Description-Behavior Mismatch

High
Confidence
98% confidence
Finding
The seed content materially diverges from the advertised skill purpose: instead of a bounded Yahoo Finance market-data retriever, it embeds a far broader ZVT/A-share strategy, backtesting, trading, storage, validation, and execution framework. This kind of capability mismatch is dangerous because users and host policy may grant permissions or trust based on the benign market-data description while the artifact can steer execution into unrelated, higher-risk behaviors.

Intent-Code Divergence

High
Confidence
97% confidence
Finding
The user-facing summary says the skill helps build A-share quant strategies with ZVT, which directly contradicts the Yahoo Finance market-data metadata. Contradictory documentation increases the chance of unsafe invocation and informed-consent failure, because users may trigger code generation or trading workflows they did not expect from a data-fetching skill.

Context-Inappropriate Capability

High
Confidence
95% confidence
Finding
Defining trading and backtesting execution flows inside a market-data skill expands the operational blast radius from passive retrieval to potentially consequential financial-action support. Even if no live orders are placed here, execution-oriented scaffolding can generate misleading or unsafe strategy artifacts under the guise of a low-risk data skill.
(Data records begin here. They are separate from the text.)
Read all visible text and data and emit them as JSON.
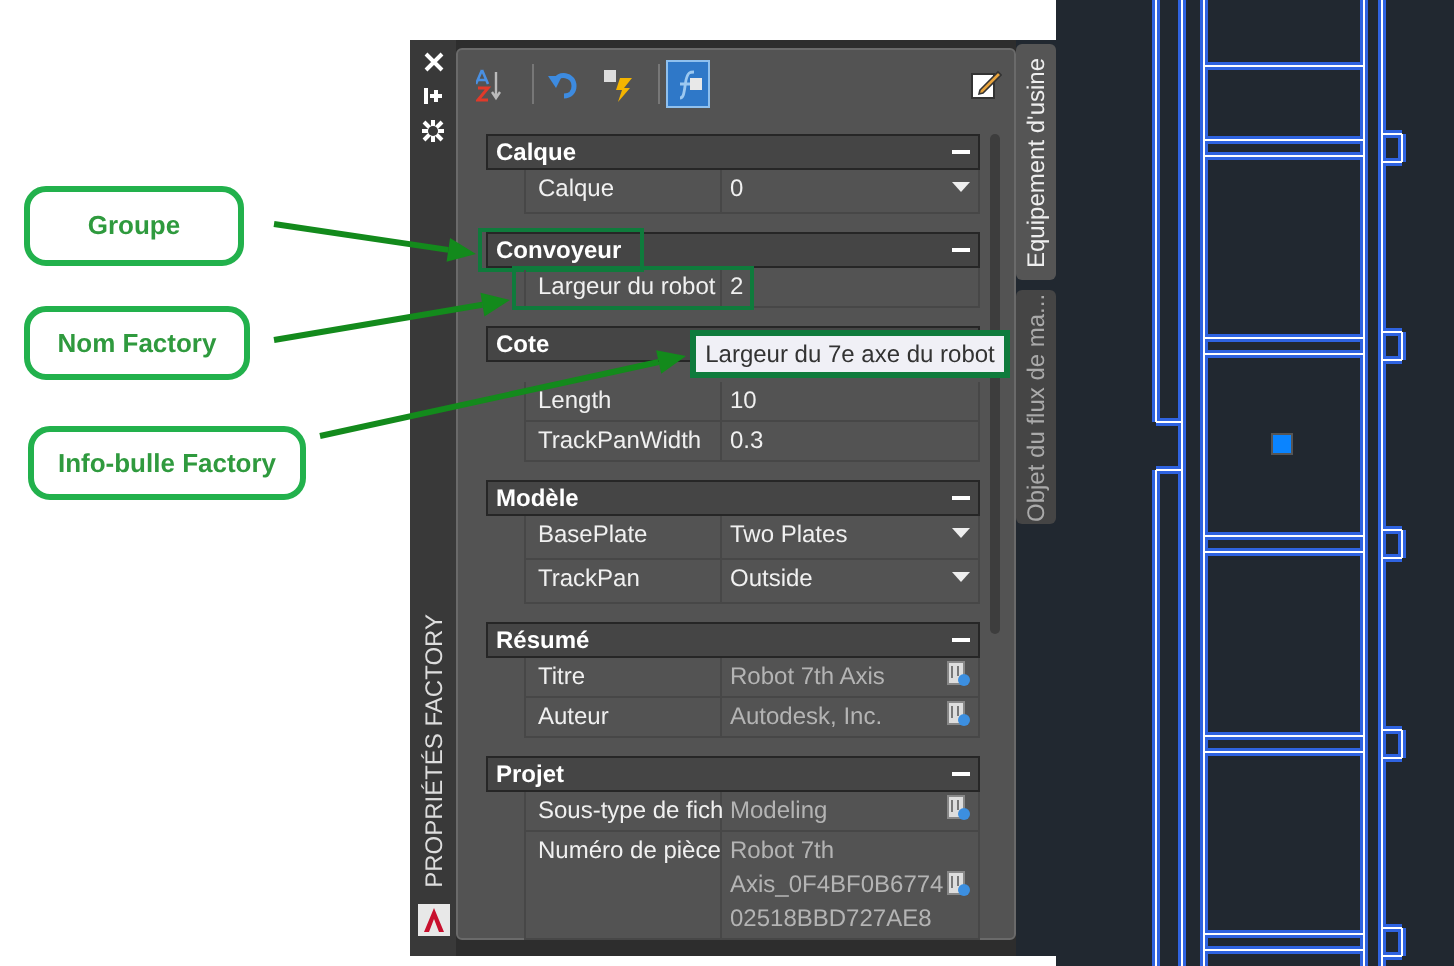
{
  "annotations": [
    {
      "label": "Groupe"
    },
    {
      "label": "Nom Factory"
    },
    {
      "label": "Info-bulle Factory"
    }
  ],
  "palette": {
    "title": "PROPRIÉTÉS FACTORY"
  },
  "toolbar": [
    {
      "kind": "sort",
      "selected": false
    },
    {
      "kind": "undo",
      "selected": false
    },
    {
      "kind": "quick",
      "selected": false
    },
    {
      "kind": "formula",
      "selected": true
    }
  ],
  "groups": [
    {
      "title": "Calque",
      "expanded": true,
      "highlighted": false,
      "rows": [
        {
          "label": "Calque",
          "value": "0",
          "kind": "dropdown",
          "highlighted": false
        }
      ]
    },
    {
      "title": "Convoyeur",
      "expanded": true,
      "highlighted": true,
      "rows": [
        {
          "label": "Largeur du robot",
          "value": "2",
          "kind": "text",
          "highlighted": true
        }
      ]
    },
    {
      "title": "Cote",
      "expanded": true,
      "highlighted": false,
      "rows": [
        {
          "label": "Length",
          "value": "10",
          "kind": "text",
          "highlighted": false
        },
        {
          "label": "TrackPanWidth",
          "value": "0.3",
          "kind": "text",
          "highlighted": false
        }
      ]
    },
    {
      "title": "Modèle",
      "expanded": true,
      "highlighted": false,
      "rows": [
        {
          "label": "BasePlate",
          "value": "Two Plates",
          "kind": "dropdown",
          "highlighted": false
        },
        {
          "label": "TrackPan",
          "value": "Outside",
          "kind": "dropdown",
          "highlighted": false
        }
      ]
    },
    {
      "title": "Résumé",
      "expanded": true,
      "highlighted": false,
      "rows": [
        {
          "label": "Titre",
          "value": "Robot 7th Axis",
          "kind": "readonly",
          "highlighted": false
        },
        {
          "label": "Auteur",
          "value": "Autodesk, Inc.",
          "kind": "readonly",
          "highlighted": false
        }
      ]
    },
    {
      "title": "Projet",
      "expanded": true,
      "highlighted": false,
      "rows": [
        {
          "label": "Sous-type de fich",
          "value": "Modeling",
          "kind": "readonly",
          "highlighted": false
        },
        {
          "label": "Numéro de pièce",
          "value": "Robot 7th\nAxis_0F4BF0B6774\n02518BBD727AE8",
          "kind": "readonly",
          "highlighted": false
        }
      ]
    }
  ],
  "tooltip": {
    "text": "Largeur du 7e axe du robot"
  },
  "side_tabs": [
    {
      "label": "Equipement d'usine",
      "selected": true
    },
    {
      "label": "Objet du flux de ma...",
      "selected": false
    }
  ]
}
Context-Inappropriate Capability

Medium
Confidence
92% confidence
Finding
Automatic code generation, workspace writes, and skill-saving are unnecessary for a simple market-data fetcher and create persistence and lateral-behavior risks. A user asking for data could unintentionally cause files to be written or durable skills to be created, which is a meaningful escalation of effect beyond the declared purpose.

Vague Triggers

Medium
Confidence
84% confidence
Finding
The execute trigger is based on broad intent matching plus generic action verbs rather than an explicit invocation phrase. In an agent environment, this increases the chance of accidental activation during normal discussion about finance, data collection, or backtesting, potentially causing unintended external calls or workflow execution.

Vague Triggers

Medium
Confidence
80% confidence
Finding
Several trigger terms, such as timezone, validation, repair, and historical data, are generic enough to appear in ordinary conversation. Overbroad triggers raise the risk that the skill activates outside the user's intent, especially in multi-tool agent systems where activation may cascade into data retrieval or trading-related flows.

Vague Triggers

Medium
Confidence
91% confidence
Finding
The execute trigger is overly broad, matching common verbs like run, execute, fetch, and collect. This raises the risk of unintended activation, especially when combined with the skill's hidden broader capabilities, allowing ordinary user phrasing to trigger workflows with side effects.

Vague Triggers

Medium
Confidence
85% confidence
Finding
Several sample triggers are generic phrases that do not clearly constrain which capability will run. In a skill already suffering from scope confusion, vague triggers increase the chance that users invoke data collection, screening, or execution-adjacent behavior without realizing which path the system selected.

Missing User Warnings

High
Confidence
96% confidence
Finding
The skill promotes live trading or streaming behavior without a clear upfront warning that Yahoo-derived data is delayed and best-effort. In financial contexts this is especially dangerous because users may rely on stale or incomplete data for time-sensitive decisions, leading to monetary loss.

Missing User Warnings

Medium
Confidence
79% confidence
Finding
The dismissive note about US stock support being 'half-baked' is not an adequate safety disclosure. It signals reliability problems but fails to state concrete risks such as incomplete coverage, data errors, and unsuitability for decision-making, which may lull users into proceeding anyway.

VirusTotal

66/66 vendors flagged this skill as clean.